Creating Variables/Columns in a SAS Dataset

In the world of data manipulation and statistical programming, SAS (Statistical Analysis System) is a powerhouse. One of the foundational skills when working with SAS datasets is the ability to create new variables or columns. Whether you're preparing data for analysis or creating flags and indicators, understanding how to add new variables efficiently is crucial.

In this post, we’ll walk through several ways to create new variables in a SAS dataset using the DATA step and some handy functions.


Why Create New Variables?

Creating new variables allows you to:

  • Transform raw data into usable metrics (e.g., calculate age from a date of birth).
  • Create indicators or flags for filtering or analysis.
  • Aggregate or categorize continuous data.
  • Simplify complex logic into a readable format.


Method 1: Using the DATA Step

The most common way to create a new variable is within a DATA step. Here’s a simple example:

data work.sales;
set work.orders;
total_price = unit_price * quantity;
discount_flag = (discount > 0);
run;

Explanation:

  • total_price is a new numeric variable calculated by multiplying unit_price and quantity.
  • discount_flag is a new variable that will be 1 if there is a discount and 0 otherwise.

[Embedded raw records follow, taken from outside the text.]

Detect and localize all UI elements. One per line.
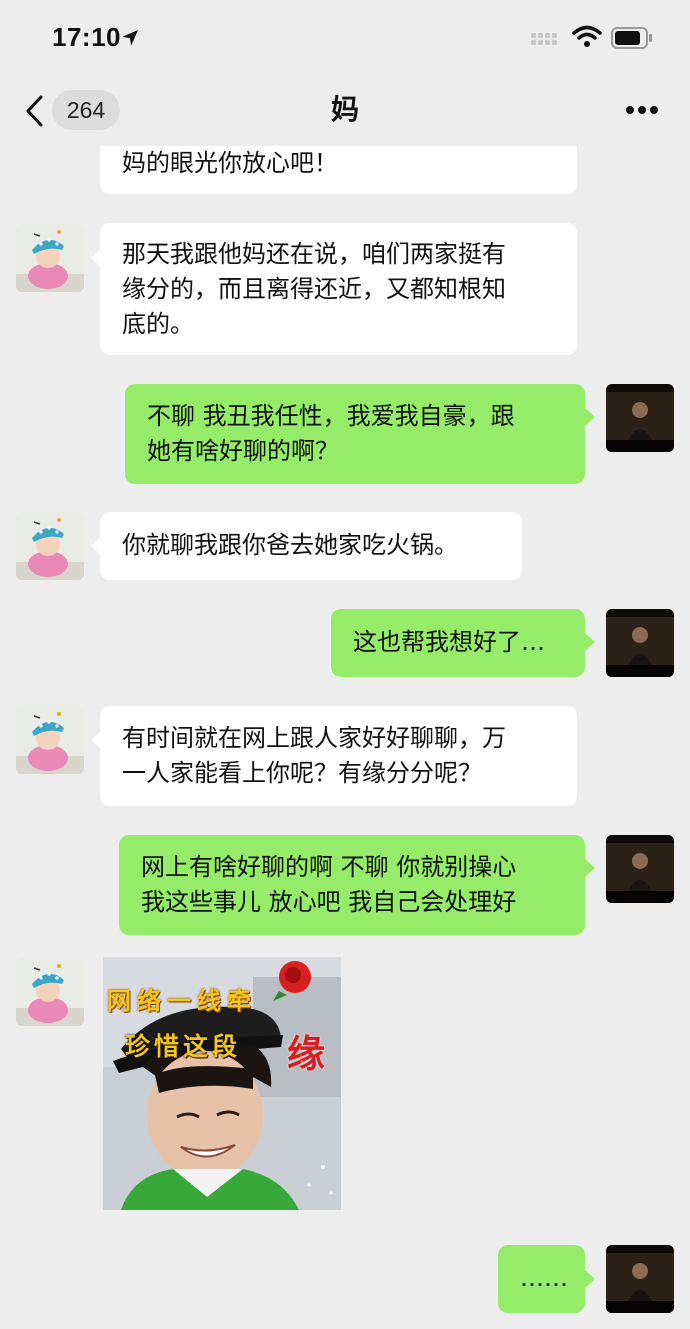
wifi-icon — [572, 25, 602, 47]
baby-avatar-icon — [16, 512, 84, 580]
message-bubble[interactable]: 有时间就在网上跟人家好好聊聊，万 一人家能看上你呢？有缘分分呢？ — [100, 706, 577, 806]
chevron-left-icon[interactable] — [24, 94, 46, 128]
message-bubble[interactable]: 这也帮我想好了… — [331, 609, 585, 677]
baby-avatar-icon — [16, 224, 84, 292]
message-bubble[interactable]: 那天我跟他妈还在说，咱们两家挺有 缘分的，而且离得还近，又都知根知 底的。 — [100, 223, 577, 355]
user-avatar-icon — [606, 835, 674, 903]
avatar-mom[interactable] — [16, 512, 84, 580]
status-bar: 17:10 — [0, 0, 690, 76]
avatar-mom[interactable] — [16, 958, 84, 1026]
sticker-image[interactable]: 网络一线牵 珍惜这段 缘 — [103, 957, 341, 1210]
avatar-mom[interactable] — [16, 706, 84, 774]
avatar-me[interactable] — [606, 609, 674, 677]
unread-count-badge[interactable]: 264 — [52, 90, 120, 130]
location-arrow-icon — [122, 30, 138, 46]
baby-avatar-icon — [16, 706, 84, 774]
sticker-caption-big: 缘 — [287, 1031, 326, 1076]
baby-avatar-icon — [16, 958, 84, 1026]
message-bubble[interactable]: 不聊 我丑我任性，我爱我自豪，跟 她有啥好聊的啊？ — [125, 384, 585, 484]
avatar-me[interactable] — [606, 835, 674, 903]
status-time: 17:10 — [52, 22, 121, 52]
message-bubble[interactable]: …… — [498, 1245, 585, 1313]
chat-header: 264 妈 — [0, 76, 690, 146]
message-list[interactable]: 妈的眼光你放心吧！ 那天我跟他妈还在说，咱们两家挺有 缘分的，而且离得还近，又都… — [0, 146, 690, 1329]
avatar-me[interactable] — [606, 384, 674, 452]
avatar-me[interactable] — [606, 1245, 674, 1313]
user-avatar-icon — [606, 609, 674, 677]
message-bubble[interactable]: 网上有啥好聊的啊 不聊 你就别操心 我这些事儿 放心吧 我自己会处理好 — [119, 835, 585, 935]
message-bubble[interactable]: 妈的眼光你放心吧！ — [100, 146, 577, 194]
message-bubble[interactable]: 你就聊我跟你爸去她家吃火锅。 — [100, 512, 522, 580]
sticker-caption-line2: 珍惜这段 — [125, 1032, 242, 1061]
more-dots-icon[interactable] — [624, 106, 660, 116]
avatar-mom[interactable] — [16, 224, 84, 292]
signal-icon — [531, 33, 563, 47]
user-avatar-icon — [606, 384, 674, 452]
user-avatar-icon — [606, 1245, 674, 1313]
sticker-caption-line1: 网络一线牵 — [107, 986, 257, 1015]
chat-title: 妈 — [330, 93, 359, 126]
battery-icon — [611, 27, 652, 49]
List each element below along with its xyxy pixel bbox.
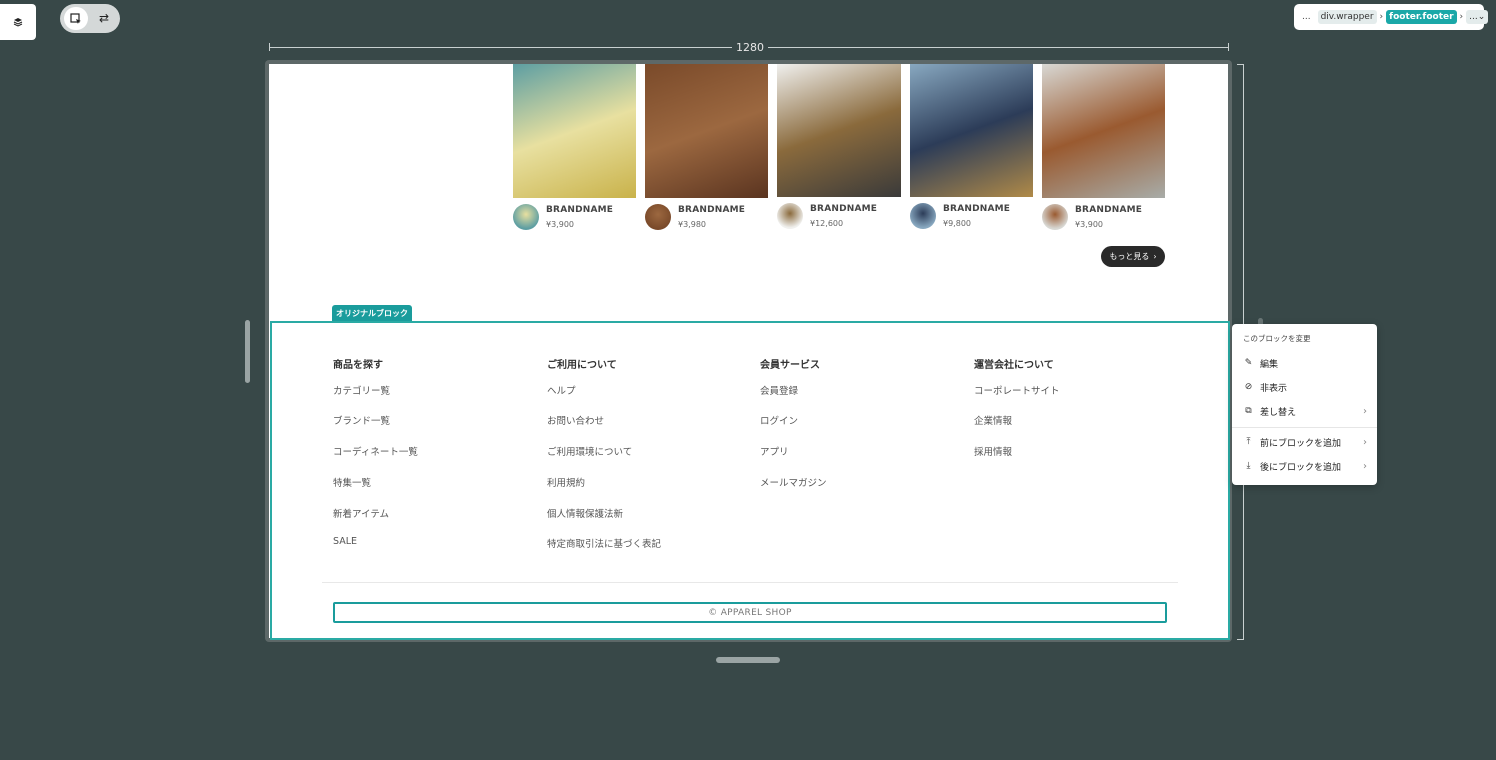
footer-link[interactable]: ログイン bbox=[760, 413, 798, 427]
resize-handle-left[interactable] bbox=[245, 320, 250, 383]
eye-off-icon: ⊘ bbox=[1244, 382, 1253, 392]
swap-mode-button[interactable]: ⇄ bbox=[96, 10, 112, 26]
avatar[interactable] bbox=[645, 204, 671, 230]
chevron-right-icon: › bbox=[1459, 12, 1464, 22]
replace-icon: ⧉ bbox=[1245, 406, 1252, 416]
footer-column-heading: ご利用について bbox=[547, 360, 617, 371]
product-price: ¥12,600 bbox=[810, 219, 844, 228]
breadcrumb-more-dropdown[interactable]: ...⌄ bbox=[1466, 10, 1489, 24]
footer-link[interactable]: ブランド一覧 bbox=[333, 413, 390, 427]
pencil-icon: ✎ bbox=[1244, 358, 1253, 368]
original-block-tag[interactable]: オリジナルブロック bbox=[332, 305, 412, 321]
select-cursor-icon bbox=[70, 12, 81, 24]
chevron-right-icon: › bbox=[1153, 252, 1157, 261]
footer-link[interactable]: メールマガジン bbox=[760, 475, 827, 489]
product-price: ¥3,900 bbox=[1075, 220, 1103, 229]
context-menu-item[interactable]: ✎ 編集 bbox=[1243, 355, 1367, 371]
avatar[interactable] bbox=[1042, 204, 1068, 230]
product-brand[interactable]: BRANDNAME bbox=[943, 204, 1010, 214]
footer-link[interactable]: ヘルプ bbox=[547, 383, 576, 397]
product-photo[interactable] bbox=[1042, 64, 1165, 198]
footer-link[interactable]: コーディネート一覧 bbox=[333, 444, 418, 458]
context-menu-item-label: 差し替え bbox=[1260, 407, 1297, 418]
product-photo[interactable] bbox=[910, 64, 1033, 197]
context-menu-item[interactable]: ⤓ 後にブロックを追加 › bbox=[1243, 458, 1368, 474]
footer-column-heading: 運営会社について bbox=[974, 360, 1054, 371]
footer-link[interactable]: お問い合わせ bbox=[547, 413, 604, 427]
footer-link[interactable]: 新着アイテム bbox=[333, 506, 389, 520]
footer-link[interactable]: アプリ bbox=[760, 444, 789, 458]
chevron-down-icon: ⌄ bbox=[1477, 12, 1486, 22]
footer-column-heading: 会員サービス bbox=[760, 360, 820, 371]
product-photo[interactable] bbox=[513, 64, 636, 198]
product-brand[interactable]: BRANDNAME bbox=[546, 205, 613, 215]
ruler-width-label: 1280 bbox=[732, 41, 768, 54]
breadcrumb-ellipsis[interactable]: ... bbox=[1302, 12, 1311, 22]
layers-button[interactable] bbox=[0, 4, 36, 40]
context-menu-item-label: 非表示 bbox=[1260, 383, 1288, 394]
context-menu-item[interactable]: ⊘ 非表示 bbox=[1243, 379, 1367, 395]
ruler-tick-left bbox=[269, 43, 270, 51]
footer-link[interactable]: 会員登録 bbox=[760, 383, 798, 397]
avatar[interactable] bbox=[910, 203, 936, 229]
footer-link[interactable]: 特集一覧 bbox=[333, 475, 371, 489]
footer-link[interactable]: 企業情報 bbox=[974, 413, 1012, 427]
context-menu-title: このブロックを変更 bbox=[1243, 334, 1311, 343]
product-price: ¥3,900 bbox=[546, 220, 574, 229]
ruler-tick-right bbox=[1228, 43, 1229, 51]
product-brand[interactable]: BRANDNAME bbox=[678, 205, 745, 215]
select-mode-button[interactable] bbox=[64, 7, 88, 30]
copyright-text[interactable]: © APPAREL SHOP bbox=[333, 602, 1167, 623]
more-button-label: もっと見る bbox=[1109, 252, 1150, 261]
footer-link[interactable]: コーポレートサイト bbox=[974, 383, 1060, 397]
swap-arrows-icon: ⇄ bbox=[98, 11, 110, 25]
footer-divider bbox=[322, 582, 1178, 583]
context-menu-item[interactable]: ⧉ 差し替え › bbox=[1243, 403, 1367, 419]
avatar[interactable] bbox=[513, 204, 539, 230]
breadcrumb-item-footer[interactable]: footer.footer bbox=[1386, 10, 1457, 24]
footer-link[interactable]: カテゴリー覧 bbox=[333, 383, 390, 397]
footer-link[interactable]: 個人情報保護法新 bbox=[547, 506, 623, 520]
product-photo[interactable] bbox=[777, 64, 901, 197]
footer-link[interactable]: 特定商取引法に基づく表記 bbox=[547, 536, 661, 550]
insert-before-icon: ⤒ bbox=[1246, 437, 1251, 447]
product-brand[interactable]: BRANDNAME bbox=[1075, 205, 1142, 215]
resize-handle-bottom[interactable] bbox=[716, 657, 780, 663]
chevron-right-icon: › bbox=[1363, 405, 1367, 417]
footer-link[interactable]: ご利用環境について bbox=[547, 444, 632, 458]
context-menu-item-label: 前にブロックを追加 bbox=[1260, 438, 1342, 449]
avatar[interactable] bbox=[777, 203, 803, 229]
insert-after-icon: ⤓ bbox=[1246, 461, 1251, 471]
breadcrumb-item-wrapper[interactable]: div.wrapper bbox=[1317, 10, 1377, 24]
element-breadcrumb: ... div.wrapper › footer.footer › ...⌄ bbox=[1294, 4, 1489, 30]
footer-link[interactable]: 採用情報 bbox=[974, 444, 1012, 458]
more-button[interactable]: もっと見る › bbox=[1101, 246, 1165, 267]
product-price: ¥3,980 bbox=[678, 220, 706, 229]
context-menu-item-label: 編集 bbox=[1260, 359, 1279, 370]
footer-column-heading: 商品を探す bbox=[333, 360, 383, 371]
context-menu-item-label: 後にブロックを追加 bbox=[1260, 462, 1342, 473]
product-photo[interactable] bbox=[645, 64, 768, 198]
chevron-right-icon: › bbox=[1363, 460, 1367, 472]
product-brand[interactable]: BRANDNAME bbox=[810, 204, 877, 214]
chevron-right-icon: › bbox=[1379, 12, 1384, 22]
product-price: ¥9,800 bbox=[943, 219, 971, 228]
menu-divider bbox=[1232, 427, 1377, 428]
footer-link[interactable]: SALE bbox=[333, 536, 357, 547]
footer-selection-outline[interactable] bbox=[270, 321, 1230, 640]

Method 2: Conditional Logic with IF-THEN/ELSE

Sometimes you need more control over how a variable is created:

data work.sales;
set work.orders;
if quantity > 10 then bulk_order = 'Yes';
else bulk_order = 'No';
run;

Note:

  • bulk_order is a character variable. In SAS, always ensure character variables are assigned character values (quoted strings), or define their length beforehand using a LENGTH statement.

Length bulk_order $3;

Method 3: Using SAS Functions

SAS has a wide array of built-in functions for working with dates, strings, math, and more.

data work.customer_info;
set work.customers;
age = int((today() - birth_date) / 365.25);
full_name = catx(' ', first_name, last_name);
run;

Functions used:

  • today() returns the current date.
  • catx() concatenates strings with a delimiter.


Method 4: Creating Dummy Variables or Indicators

For modeling or filtering, you often need binary variables:

data work.customers;
set work.customers;
is_senior = (age >= 65);
run;

This creates a variable is_senior that is 1 if age is 65 or above, and 0 otherwise.


Best Practices

  • Name wisely: Use meaningful, concise variable names.
  • Use LENGTH for character variables: Define the length explicitly to prevent truncation or memory waste.
  • Check your data: Use PROC PRINT or PROC CONTENTS to verify your new columns.

proc contents data=work.sales; run;
proc print data=work.sales (obs=10); run;

Conclusion

Creating new variables in SAS is straightforward once you understand the DATA step and basic functions. Whether you're computing totals, creating indicators, or manipulating text, SAS provides powerful tools to transform and enrich your data.

Mastering this foundational skill will significantly improve your data preparation and analysis capabilities in SAS.